Here in the Chicago area, there is a lot of reaction to Google turning on their street view service in the Windy City. In-between web sessions spent Googling their own streets in an effort to catch their neighbors doing something naughty, Chicagoans are lamenting the loss of privacy that comes with the ubiquitous images of daily life broadcast on the Internet. Google, of course, keeps pointing out that all these images are taken from public streets where anyone could walk by and see the same things or even snap a phone cam image of all the silly things we do in broad daylight.
I understand Google's point, but I also understand the privacy concerns. There is something different between public indiscretion and the permanent preservation and global distribution of public indiscretion. I like to think that my temporary lapse of good judgment can somehow be winked at and quickly fade into the past. Google is aggressively bursting that delusion by catering to my own basest instincts--the same kind of narcissistic appetite that drives reality TV and twittering (and blogging) also drives our horrified fascination with seeing ourselves caught in the daily foibles of the public sphere. Google street view is voyeurism redoubled on itself.
This modern phenomenon, though, puts me in mind of an older one -- does anybody remember charge cards? No, not the credit card kind, but the index cards kept in the back of books where people used to sign their names when checking the books out of their libraries. Here, too, was a public preservation of a private activity--research and leisure--that was freely available to anyone who wanted to look at the card in the back of the book. There was no Patriot Act and no concern over privacy. That little card kept a record of the people who had borrowed that book. I remember working as a student at the Wheaton College library and finding a charge card with Billy Graham's signature. What shivers ran down my young evangelical spine back then, handling a card that had once been handled by Billy Graham himself!

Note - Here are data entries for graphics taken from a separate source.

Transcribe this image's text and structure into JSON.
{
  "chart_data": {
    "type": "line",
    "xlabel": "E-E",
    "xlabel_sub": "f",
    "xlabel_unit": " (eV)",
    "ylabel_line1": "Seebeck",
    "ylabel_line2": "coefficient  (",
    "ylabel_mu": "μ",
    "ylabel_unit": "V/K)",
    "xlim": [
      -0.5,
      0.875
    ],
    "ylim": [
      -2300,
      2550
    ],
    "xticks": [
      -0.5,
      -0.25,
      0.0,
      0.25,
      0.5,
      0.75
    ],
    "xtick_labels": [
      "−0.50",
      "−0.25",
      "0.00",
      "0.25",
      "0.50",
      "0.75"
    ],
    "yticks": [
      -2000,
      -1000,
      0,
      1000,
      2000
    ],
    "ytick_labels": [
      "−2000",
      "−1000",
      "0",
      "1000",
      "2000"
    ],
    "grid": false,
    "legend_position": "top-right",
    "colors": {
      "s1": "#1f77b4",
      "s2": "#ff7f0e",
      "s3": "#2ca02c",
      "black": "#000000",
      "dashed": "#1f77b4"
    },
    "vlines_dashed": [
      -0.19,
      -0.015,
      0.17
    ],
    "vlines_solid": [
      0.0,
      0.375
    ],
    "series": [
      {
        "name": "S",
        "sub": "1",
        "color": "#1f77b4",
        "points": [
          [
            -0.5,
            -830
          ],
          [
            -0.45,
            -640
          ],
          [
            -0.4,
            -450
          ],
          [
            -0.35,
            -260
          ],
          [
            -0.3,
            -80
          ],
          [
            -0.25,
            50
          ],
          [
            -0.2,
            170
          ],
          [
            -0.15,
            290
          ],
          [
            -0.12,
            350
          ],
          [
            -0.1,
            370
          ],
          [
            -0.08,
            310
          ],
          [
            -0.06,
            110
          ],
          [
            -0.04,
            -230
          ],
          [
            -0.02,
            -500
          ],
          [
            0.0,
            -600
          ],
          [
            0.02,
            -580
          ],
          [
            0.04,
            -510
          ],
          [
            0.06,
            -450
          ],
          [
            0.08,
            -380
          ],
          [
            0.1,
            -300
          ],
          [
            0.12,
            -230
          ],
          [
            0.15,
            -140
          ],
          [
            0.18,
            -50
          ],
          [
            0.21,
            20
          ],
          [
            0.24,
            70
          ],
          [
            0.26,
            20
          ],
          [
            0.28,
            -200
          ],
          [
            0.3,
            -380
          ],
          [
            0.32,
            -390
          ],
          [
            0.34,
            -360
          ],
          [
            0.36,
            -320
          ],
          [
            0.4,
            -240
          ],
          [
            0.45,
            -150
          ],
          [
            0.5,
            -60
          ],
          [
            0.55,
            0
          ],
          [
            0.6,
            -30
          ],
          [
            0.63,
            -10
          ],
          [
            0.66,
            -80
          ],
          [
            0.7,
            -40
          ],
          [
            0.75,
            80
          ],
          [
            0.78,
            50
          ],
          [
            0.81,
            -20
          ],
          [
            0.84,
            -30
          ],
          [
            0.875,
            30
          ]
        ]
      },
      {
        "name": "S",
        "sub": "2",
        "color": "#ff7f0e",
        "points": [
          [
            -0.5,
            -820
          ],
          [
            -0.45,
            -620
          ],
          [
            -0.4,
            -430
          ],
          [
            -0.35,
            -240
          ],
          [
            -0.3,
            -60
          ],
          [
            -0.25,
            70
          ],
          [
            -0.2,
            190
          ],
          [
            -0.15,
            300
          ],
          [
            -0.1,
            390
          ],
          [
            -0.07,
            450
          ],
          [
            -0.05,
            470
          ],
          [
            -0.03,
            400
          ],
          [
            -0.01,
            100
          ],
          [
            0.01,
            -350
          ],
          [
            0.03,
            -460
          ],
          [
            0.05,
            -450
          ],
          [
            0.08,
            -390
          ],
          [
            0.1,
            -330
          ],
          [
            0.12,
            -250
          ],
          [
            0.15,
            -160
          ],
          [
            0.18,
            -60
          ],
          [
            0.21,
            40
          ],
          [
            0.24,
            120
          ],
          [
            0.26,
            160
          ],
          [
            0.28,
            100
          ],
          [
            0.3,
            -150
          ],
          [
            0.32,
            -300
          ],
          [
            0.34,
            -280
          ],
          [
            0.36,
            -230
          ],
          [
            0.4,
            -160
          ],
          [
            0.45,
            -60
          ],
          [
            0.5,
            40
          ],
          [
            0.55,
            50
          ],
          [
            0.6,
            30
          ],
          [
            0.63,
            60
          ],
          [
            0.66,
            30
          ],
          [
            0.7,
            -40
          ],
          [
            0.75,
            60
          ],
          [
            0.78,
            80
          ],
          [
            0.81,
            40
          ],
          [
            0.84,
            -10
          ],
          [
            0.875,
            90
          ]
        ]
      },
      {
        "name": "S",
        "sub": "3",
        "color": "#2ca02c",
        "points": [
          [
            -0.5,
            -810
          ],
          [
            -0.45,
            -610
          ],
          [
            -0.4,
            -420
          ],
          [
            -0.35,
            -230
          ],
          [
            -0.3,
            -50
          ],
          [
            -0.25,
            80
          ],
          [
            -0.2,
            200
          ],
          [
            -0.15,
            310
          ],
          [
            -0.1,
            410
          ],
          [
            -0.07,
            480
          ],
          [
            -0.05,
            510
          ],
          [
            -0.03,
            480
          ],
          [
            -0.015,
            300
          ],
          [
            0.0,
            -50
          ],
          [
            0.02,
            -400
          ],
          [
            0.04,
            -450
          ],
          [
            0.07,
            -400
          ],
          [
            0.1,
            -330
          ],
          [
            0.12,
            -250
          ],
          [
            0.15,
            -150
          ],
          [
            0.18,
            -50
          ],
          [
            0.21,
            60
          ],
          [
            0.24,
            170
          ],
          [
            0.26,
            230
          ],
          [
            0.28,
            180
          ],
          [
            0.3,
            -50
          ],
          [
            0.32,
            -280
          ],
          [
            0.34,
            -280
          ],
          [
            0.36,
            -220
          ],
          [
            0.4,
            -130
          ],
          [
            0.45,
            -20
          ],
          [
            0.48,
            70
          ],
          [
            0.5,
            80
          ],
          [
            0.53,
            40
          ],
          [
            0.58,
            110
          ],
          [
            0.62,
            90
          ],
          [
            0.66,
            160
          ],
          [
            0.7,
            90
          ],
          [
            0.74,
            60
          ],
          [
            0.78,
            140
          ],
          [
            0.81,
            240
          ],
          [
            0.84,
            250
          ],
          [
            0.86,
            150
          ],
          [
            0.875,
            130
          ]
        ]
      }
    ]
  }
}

The difference, of course, between an old charge card and Google street view is that the charge card was keeping a record of an intellectual pursuit, not a public indiscretion. (Unless you were one of those bold enough to sign out Madonna's Sex from your local library.) It is a sign of the times to me that our intellectual pursuits are now shrouded in library databases guarded by fiercely activist librarians while our indiscretions are broadcast globally. Or maybe I am being too negative. Maybe Google street view is also capturing random acts of heroism and decency, and perhaps those will also be immortalized the way library charge cards once kept a record of our pursuit of knowledge.